Issue (i): Whether the disallowance of interest under section 36(1)(iii) of the Income-tax Act, 1961, was sustainable to the extent sustained by the first appellate authority.
Analysis: The interest-free advances were examined against the assessee's claim that corresponding interest-free funds were available. The first appellate authority accepted deletion only to the extent of the advances shown to be covered by such funds and sustained the balance disallowance. The Tribunal found that the Assessing Officer had not properly considered the available interest-free advances, and that the restriction of the disallowance to Rs. 3,89,611 was based on a reasoned appraisal of the material on record.
Conclusion: The restricted disallowance was upheld and the issue was decided against the assessee.
Issue (ii): Whether the addition under section 40(a)(ia) of the Income-tax Act, 1961, for non-deduction of tax at source on interest payments was sustainable.
Analysis: The sum deducted by the payee was treated as interest attracting section 194A, and the Tribunal found no cogent evidence that the payees had discharged the tax liability so as to avoid the consequence under section 40(a)(ia).
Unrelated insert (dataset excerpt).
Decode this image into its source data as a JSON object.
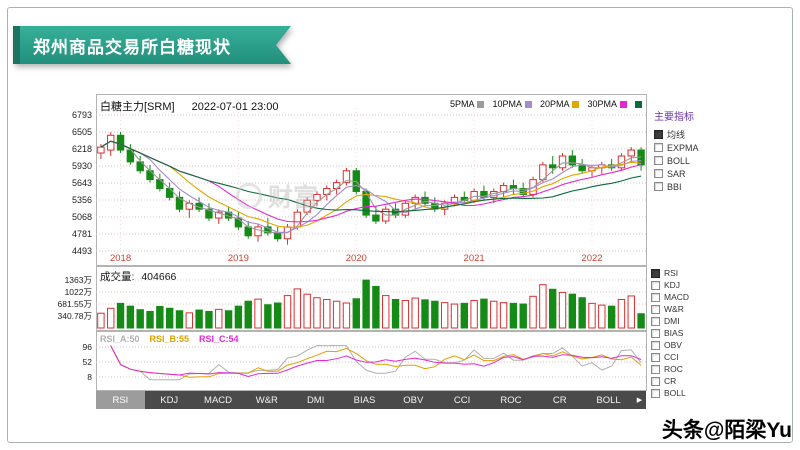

The distinction between amounts paid and payable was held not to assist the assessee in view of the settled legal position that the disallowance applies to both situations where tax was deductible but not deducted or paid.
Conclusion: The addition under section 40(a)(ia) was sustained and the issue was decided against the assessee.
Final Conclusion: The appellate order was left undisturbed, and the assessee's appeal failed in entirety.
Ratio Decidendi: Where the assessee fails to establish that interest-free advances were made wholly out of interest-free funds, proportionate disallowance under section 36(1)(iii) is sustainable; and disallowance under section 40(a)(ia) applies where tax deductible on interest is not deducted or paid, irrespective of whether the amount is shown as paid or payable.